I don't flag comments very often unless they egregiously break the rules, but I've downvoted things like this before. Usually what happens is the person gets upset that they've been penalized by the system if the downvotes stick, or someone comes along and actually thinks the comment is good, and the effects of downranking it are reversed. I don't want to propose that my opinions on comments should overrule everyone else's, but I know you agree that just because people upvote vapid or clichéd content doesn't make it appropriate for Hacker News. So, I haven't really found your solution to work in practice.

What I could absolutely do is sit down and write a long reply about why I think the comment missed the mark, and how it could improve. I have done this in the past too. The problem here is that doing so is a lot of work. My thought process is that most of the people who are posting like this know that they're just posting low quality stuff, and if there's an easy reminder to stop doing that, they will. If they happen to reply with "no, I'm serious, here's why…" then there's no harm done; otherwise it signals (to other people too) that we're looking for something better than that.

dang · on April 3, 2023

I understand that writing a substantive comment can be a lot of work, but how can we be arguing about https://news.ycombinator.com/item?id=35351862? It was obviously unsubstantive and provocative, and would even probably land as a personal attack.

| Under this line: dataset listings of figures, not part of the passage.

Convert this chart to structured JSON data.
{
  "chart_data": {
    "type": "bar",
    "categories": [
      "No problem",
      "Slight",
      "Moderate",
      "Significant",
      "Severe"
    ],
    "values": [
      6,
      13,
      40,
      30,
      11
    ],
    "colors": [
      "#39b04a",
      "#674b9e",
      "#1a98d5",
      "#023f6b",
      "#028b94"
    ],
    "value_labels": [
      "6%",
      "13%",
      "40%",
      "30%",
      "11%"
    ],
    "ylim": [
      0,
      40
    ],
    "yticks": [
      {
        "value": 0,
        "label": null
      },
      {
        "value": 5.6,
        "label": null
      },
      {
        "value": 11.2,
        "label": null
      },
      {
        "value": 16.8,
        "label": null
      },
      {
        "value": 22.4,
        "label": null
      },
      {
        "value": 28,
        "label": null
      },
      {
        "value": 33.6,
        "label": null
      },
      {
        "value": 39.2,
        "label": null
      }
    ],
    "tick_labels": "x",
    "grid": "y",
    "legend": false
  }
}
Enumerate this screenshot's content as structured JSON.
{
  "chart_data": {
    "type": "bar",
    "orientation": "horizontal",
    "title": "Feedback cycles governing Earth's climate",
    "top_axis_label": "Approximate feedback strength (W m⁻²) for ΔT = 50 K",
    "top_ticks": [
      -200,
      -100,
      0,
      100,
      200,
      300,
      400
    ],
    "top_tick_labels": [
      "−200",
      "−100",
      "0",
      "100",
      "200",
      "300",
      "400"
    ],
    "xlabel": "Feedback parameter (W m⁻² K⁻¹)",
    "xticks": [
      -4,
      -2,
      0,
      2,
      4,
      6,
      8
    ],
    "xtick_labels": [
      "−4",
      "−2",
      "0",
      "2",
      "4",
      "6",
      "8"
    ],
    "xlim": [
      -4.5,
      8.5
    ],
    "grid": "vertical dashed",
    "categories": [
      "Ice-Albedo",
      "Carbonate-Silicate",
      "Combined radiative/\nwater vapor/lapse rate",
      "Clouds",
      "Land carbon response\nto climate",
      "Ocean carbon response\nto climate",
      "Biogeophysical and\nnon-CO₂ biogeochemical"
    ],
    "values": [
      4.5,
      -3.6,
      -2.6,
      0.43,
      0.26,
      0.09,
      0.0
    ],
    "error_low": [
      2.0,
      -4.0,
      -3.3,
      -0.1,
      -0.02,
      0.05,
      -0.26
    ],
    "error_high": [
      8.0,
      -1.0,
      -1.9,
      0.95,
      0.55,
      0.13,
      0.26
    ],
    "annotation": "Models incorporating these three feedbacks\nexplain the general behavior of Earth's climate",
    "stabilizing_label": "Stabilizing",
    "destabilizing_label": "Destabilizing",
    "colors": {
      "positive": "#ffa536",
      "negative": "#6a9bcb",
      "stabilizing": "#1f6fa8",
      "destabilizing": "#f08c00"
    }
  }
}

It was even a case of the "vapid and cliché" that you're wanting to counteract.

Downvoting a bad comment is fine. Not posting is fine. If you want to neutrally let someone know that their comment isn't substantive enough for a good HN post, that's ok as long as you're careful how you do it. Dropping an insult on them is never helpful.

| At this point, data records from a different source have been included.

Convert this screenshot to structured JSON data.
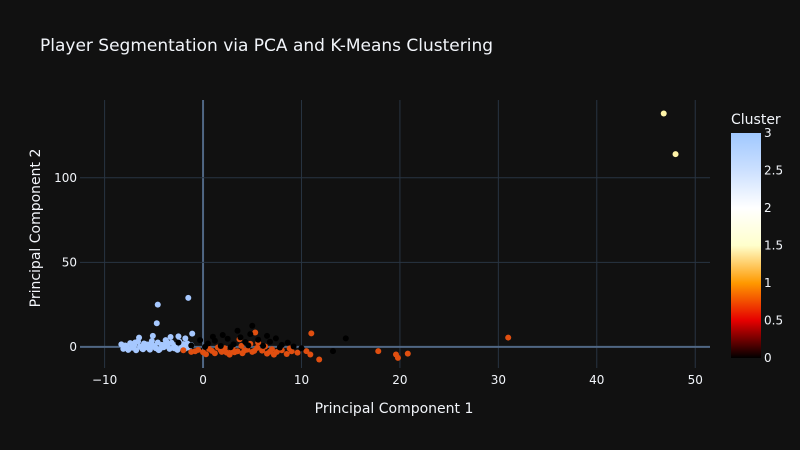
{
  "chart_data": {
    "type": "scatter",
    "title": "Player Segmentation via PCA and K-Means Clustering",
    "xlabel": "Principal Component 1",
    "ylabel": "Principal Component 2",
    "xlim": [
      -12.5,
      51.5
    ],
    "ylim": [
      -12.5,
      146
    ],
    "xticks": [
      -10,
      0,
      10,
      20,
      30,
      40,
      50
    ],
    "yticks": [
      0,
      50,
      100
    ],
    "grid": true,
    "legend": "colorbar-right",
    "colorbar": {
      "title": "Cluster",
      "range": [
        0,
        3
      ],
      "ticks": [
        "0",
        "0.5",
        "1",
        "1.5",
        "2",
        "2.5",
        "3"
      ],
      "colorscale": [
        [
          0.0,
          "#000000"
        ],
        [
          0.1667,
          "#e60000"
        ],
        [
          0.3333,
          "#ff9900"
        ],
        [
          0.5,
          "#ffffcc"
        ],
        [
          0.6667,
          "#ffffff"
        ],
        [
          0.8333,
          "#cce0ff"
        ],
        [
          1.0,
          "#a0c8ff"
        ]
      ]
    },
    "series": [
      {
        "cluster": 3,
        "color": "#a6c8ff",
        "points": [
          [
            -8.3,
            1.5
          ],
          [
            -8.1,
            -1.2
          ],
          [
            -7.9,
            0.8
          ],
          [
            -7.6,
            -1.8
          ],
          [
            -7.4,
            2.2
          ],
          [
            -7.2,
            -0.5
          ],
          [
            -7.0,
            1.0
          ],
          [
            -6.8,
            -2.0
          ],
          [
            -6.6,
            3.2
          ],
          [
            -6.4,
            0.2
          ],
          [
            -6.2,
            -1.0
          ],
          [
            -6.0,
            2.0
          ],
          [
            -5.8,
            -0.3
          ],
          [
            -5.6,
            1.4
          ],
          [
            -5.4,
            -1.6
          ],
          [
            -5.2,
            3.5
          ],
          [
            -5.0,
            0.6
          ],
          [
            -4.8,
            -0.8
          ],
          [
            -4.6,
            2.6
          ],
          [
            -4.4,
            -1.4
          ],
          [
            -4.2,
            1.2
          ],
          [
            -4.0,
            -0.2
          ],
          [
            -3.8,
            4.0
          ],
          [
            -3.6,
            0.4
          ],
          [
            -3.4,
            -1.2
          ],
          [
            -3.2,
            2.4
          ],
          [
            -3.0,
            -0.6
          ],
          [
            -2.8,
            1.0
          ],
          [
            -2.6,
            -1.8
          ],
          [
            -2.4,
            3.0
          ],
          [
            -2.2,
            0.0
          ],
          [
            -2.0,
            1.6
          ],
          [
            -1.8,
            -1.0
          ],
          [
            -1.6,
            2.0
          ],
          [
            -1.4,
            -0.4
          ],
          [
            -1.2,
            1.0
          ],
          [
            -7.7,
            -0.6
          ],
          [
            -6.9,
            2.6
          ],
          [
            -6.1,
            -1.4
          ],
          [
            -5.3,
            0.9
          ],
          [
            -4.5,
            -1.9
          ],
          [
            -3.7,
            2.9
          ],
          [
            -2.9,
            -0.9
          ],
          [
            -2.1,
            0.7
          ],
          [
            -6.5,
            5.5
          ],
          [
            -5.1,
            6.5
          ],
          [
            -3.3,
            5.8
          ],
          [
            -2.5,
            6.2
          ],
          [
            -1.8,
            5.0
          ],
          [
            -1.1,
            7.8
          ],
          [
            -4.7,
            14.0
          ],
          [
            -4.6,
            25.0
          ],
          [
            -1.5,
            29.0
          ],
          [
            -5.9,
            1.7
          ],
          [
            -4.9,
            -0.1
          ],
          [
            -3.9,
            1.3
          ]
        ]
      },
      {
        "cluster": 1,
        "color": "#e04f10",
        "points": [
          [
            -2.0,
            -2.0
          ],
          [
            -1.2,
            -3.0
          ],
          [
            -0.5,
            -1.8
          ],
          [
            0.0,
            -3.2
          ],
          [
            0.6,
            -1.2
          ],
          [
            1.2,
            -3.8
          ],
          [
            1.8,
            -2.0
          ],
          [
            2.4,
            -3.4
          ],
          [
            3.0,
            -1.0
          ],
          [
            3.5,
            -2.6
          ],
          [
            4.0,
            -3.8
          ],
          [
            4.5,
            -1.6
          ],
          [
            5.0,
            -3.0
          ],
          [
            5.5,
            -0.6
          ],
          [
            6.0,
            -2.2
          ],
          [
            6.5,
            -4.0
          ],
          [
            7.0,
            -1.4
          ],
          [
            7.5,
            -3.0
          ],
          [
            8.0,
            -2.0
          ],
          [
            8.5,
            -4.2
          ],
          [
            9.0,
            -2.6
          ],
          [
            9.6,
            -3.4
          ],
          [
            0.3,
            -4.4
          ],
          [
            1.5,
            -0.4
          ],
          [
            2.7,
            -4.6
          ],
          [
            3.9,
            0.6
          ],
          [
            4.8,
            1.8
          ],
          [
            5.6,
            2.4
          ],
          [
            6.3,
            0.2
          ],
          [
            7.2,
            -4.6
          ],
          [
            2.2,
            -0.8
          ],
          [
            3.2,
            -3.2
          ],
          [
            4.2,
            -2.2
          ],
          [
            6.8,
            -2.8
          ],
          [
            8.8,
            -1.0
          ],
          [
            -0.8,
            -2.6
          ],
          [
            0.9,
            -2.4
          ],
          [
            1.9,
            -3.0
          ],
          [
            2.9,
            -1.8
          ],
          [
            5.2,
            -2.4
          ],
          [
            3.7,
            4.5
          ],
          [
            5.3,
            8.5
          ],
          [
            11.0,
            8.0
          ],
          [
            10.5,
            -2.5
          ],
          [
            10.9,
            -4.5
          ],
          [
            11.8,
            -7.5
          ],
          [
            17.8,
            -2.5
          ],
          [
            19.6,
            -4.5
          ],
          [
            19.8,
            -6.5
          ],
          [
            20.8,
            -4.0
          ],
          [
            31.0,
            5.5
          ]
        ]
      },
      {
        "cluster": 0,
        "color": "#000000",
        "points": [
          [
            -2.5,
            2.5
          ],
          [
            -1.2,
            0.8
          ],
          [
            -0.3,
            4.0
          ],
          [
            0.5,
            2.0
          ],
          [
            1.2,
            3.6
          ],
          [
            1.8,
            0.5
          ],
          [
            2.5,
            4.8
          ],
          [
            3.1,
            1.5
          ],
          [
            3.8,
            5.6
          ],
          [
            4.3,
            2.8
          ],
          [
            5.0,
            12.5
          ],
          [
            5.6,
            4.2
          ],
          [
            6.1,
            0.6
          ],
          [
            6.8,
            3.0
          ],
          [
            7.4,
            5.0
          ],
          [
            8.0,
            1.2
          ],
          [
            8.6,
            2.5
          ],
          [
            9.2,
            0.2
          ],
          [
            10.0,
            -0.8
          ],
          [
            13.2,
            -2.5
          ],
          [
            14.5,
            5.0
          ],
          [
            2.0,
            7.0
          ],
          [
            3.5,
            9.5
          ],
          [
            4.8,
            7.5
          ],
          [
            1.0,
            6.0
          ],
          [
            6.5,
            6.5
          ],
          [
            0.2,
            0.0
          ],
          [
            2.8,
            -0.2
          ],
          [
            4.6,
            0.9
          ],
          [
            7.8,
            -0.4
          ]
        ]
      },
      {
        "cluster": 2,
        "color": "#fff4a8",
        "points": [
          [
            46.8,
            138.0
          ],
          [
            48.0,
            114.0
          ]
        ]
      }
    ]
  }
}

saagarjha · on April 6, 2023

I think the next steps here are that I refrain from doing this, continue downvoting, and reach out when I feel it isn't working and have more concrete feedback to provide.

graderjs · on March 29, 2023

Can you make a youtube video tutorial series on this? Would be great!

flangola7 · on March 29, 2023

How do you feel about models like GPT-4 using tools like that to RE?

amrb · on March 29, 2023

Its like a summary, speeds up the process by having a possible context.